The 25 years of TRIPS can be characterized by changes that have altered our perceptions of patents. From the goals of the system, the bargaining parity of international players, the inclusions and exclusions of invested players, much has changed. The confluence of factors seemed to culminate in the year 2020 in turn elevating the imminence of the access debate in the context of the TRIPS Agreement. The fetish for encouraging patents notwithstanding, inflated prices within the US and the EU made lifesaving medication inaccessible for patients while simultaneously increasing health-care spending as a percentage of the Gross Domestic Product (GDP). Meanwhile, multilateral, plurilateral, and mega-regional trade agreements ratcheted up the standards of IP protection beyond those stipulated by the TRIPS Agreement. Amidst this, the WTO slipped into an existential crisis from a whining US, crying foul at all trading partners while creating protectionism locally in the name of ‘America First’; stalemate in the Dispute Settlement Body; an inflow of talent capital that has merged borders but raised social issues; a realization within the developed world that ‘free trade isn’t free’ but represents competition from hitherto unknown quarters of the world; and from the growing global trade tensions disrupting traditional theories of innovation. When COVID strengthened its grip on the globe in the middle of 2020, the WTO was forced to reconcile the power of public health to impact and impede trade.
Intellectual Property Law and Access to Medicines: TRIPS Agreement, Health, and Pharmaceuticals is set in this background. The book brings together leading and emerging scholars in these generations of the access to medicines debate. It critically charts the changes that represent the evolution and struggles to enable access to medication. Thus, Part I titled International Norm Setting and Patent Metamorphosis: First Generation shows the institutions and actors involved in the metamorphosis of pharmaceutical patents, both at the international and domestic levels. We call it first generation because it details key episodes in the pharmaceutical patent trajectory to tease out how the story and dialogue changed and the new fault lines that have been drawn leading to a notable divergence between IP rights in the pharmaceutical industry and those in any other industry.
Following this, Part II on State Actions and the Medicines Access Debate: Second Generation captures the role of state actors and their engagements as part of an emerging and changing global pattern. The chapters in this part examines how countries adapted to the globalization of patents and how their domestic patent law activities changed and continue to change the global narrative on public health and access to medicine.
The last Part titled Global Patterns and Emerging Issues: Third Generation highlights new changes and challengers to the existing framework. Here, focus is on the participation of civil society that brought patent law into the field of activism, the role of the private sector to mobilize the access to medicines issue, and the emergence of new issues which triggered a simultaneous convergence and divergence of regulatory standards.
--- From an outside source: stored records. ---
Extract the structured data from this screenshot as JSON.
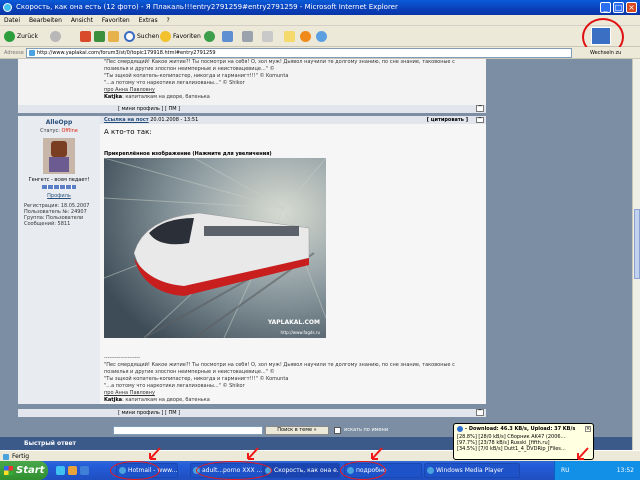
{
  "window": {
    "title": "Скорость, как она есть (12 фото) - Я Плакаль!!!entry2791259#entry2791259 - Microsoft Internet Explorer",
    "min": "_",
    "max": "□",
    "close": "×"
  },
  "menu": [
    "Datei",
    "Bearbeiten",
    "Ansicht",
    "Favoriten",
    "Extras",
    "?"
  ],
  "toolbar": {
    "back_label": "Zurück",
    "search_label": "Suchen",
    "favorites_label": "Favoriten"
  },
  "address": {
    "label": "Adresse",
    "url": "http://www.yaplakal.com/forum3/st/0/topic179918.html#entry2791259",
    "links_label": "Wechseln zu",
    "links_more": "Links"
  },
  "quoted_top": {
    "line1": "\"Пес смердящий! Какое житие?! Ты посмотри на себя! О, зол муж! Дьявол научили те долгому знанию, по сне знание, таковоные с",
    "line2": "позиелья и другие злоспон неимперные и неистовацевице...\" ©",
    "line3": "\"Ты эщкой копатель-копипастер, никогда и гарманигт!!!\" © Komunta",
    "line4": "\"...а потому что наркотики легализованы...\" © Shikor",
    "line5": "про Анна Павловну",
    "line6_bold": "Katjka",
    "line6": ": капиталкам на дворе, батенька"
  },
  "profile_bar": {
    "left": "[ мини профиль ] [ ПМ ]",
    "up": "^"
  },
  "author": {
    "nick": "AlleOpp",
    "status_label": "Статус: ",
    "status": "Offline",
    "motto": "Генгетс - всем педает!",
    "profile_link": "Профиль",
    "meta": [
      "Регистрация: 18.05.2007",
      "Пользователь №: 24907",
      "Группа: Пользователи",
      "Сообщений: 5811"
    ]
  },
  "post": {
    "link": "Ссылка на пост",
    "date": "20.01.2008 - 13:51",
    "cite_label": "[ цитировать ]",
    "up": "^",
    "text": "А кто-то так:",
    "attached": "Прикреплённое изображение (Нажмите для увеличения)",
    "watermark": "YAPLAKAL.COM",
    "watermark2": "http://www.fagds.ru"
  },
  "dashes": "--------------------",
  "quoted_bottom": {
    "line1": "\"Пес смердящий! Какое житие?! Ты посмотри на себя! О, зол муж! Дьявол научили те долгому знанию, по сне знание, таковоные с",
    "line2": "позиелья и другие злоспон неимперные и неистовацевице...\" ©",
    "line3": "\"Ты эщкой копатель-копипастер, никогда и гарманигт!!!\" © Komunta",
    "line4": "\"...а потому что наркотики легализованы...\" © Shikor",
    "line5": "про Анна Павловну",
    "line6_bold": "Katjka",
    "line6": ": капиталкам на дворе, батенька"
  },
  "profile_bar2": {
    "left": "[ мини профиль ] [ ПМ ]",
    "up": "^"
  },
  "search": {
    "button": "Поиск в теме »",
    "checkbox_label": "искать по имени"
  },
  "quick_reply": "Быстрый ответ",
  "status": "Fertig",
  "taskbar": {
    "start": "Start",
    "tasks": [
      "Hotmail - www...",
      "adult...porno XXX ...",
      "Скорость, как она е...",
      "подробно"
    ],
    "media_player": "Windows Media Player",
    "lang": "RU",
    "clock": "13:52"
  },
  "tooltip": {
    "title": "- Download: 46.3 KB/s, Upload: 37 KB/s",
    "lines": [
      "[28.8%] [28/0 kB/s] Сборник AK47 (2006...",
      "[97.7%] [23/78 kB/s] Russki_[fifth.ru]",
      "[34.5%] [7/0 kB/s] Dutt1_4_DVDRip_[Files..."
    ],
    "close": "×"
  },
  "colors": {
    "accent": "#0a3fb8",
    "forum_bg": "#7b8ea3",
    "offline": "#dd2211",
    "annotation": "#f01818"
  }
}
The conclusion examines the COVID-19 pandemic in the context of the access to medication debate. The pandemic raised questions on the viability of the current IP system to foster trade, the role of pharmaceutical innovation, the importance of transfer of technological knowledge and generally, the imminence of access to medicine. It asserts that the current IP framework has ceased to be a model for delivering products critically needed to respond to global health emergencies.
The book is distinguished in presenting the debates over the impact of patents, trade, and the TRIPS Agreement on access to medicine. In doing so, the book presents how both structures and actors shift conceptions of the role of IP rights (IPRs) and underscores the emergent controversies over access to medication.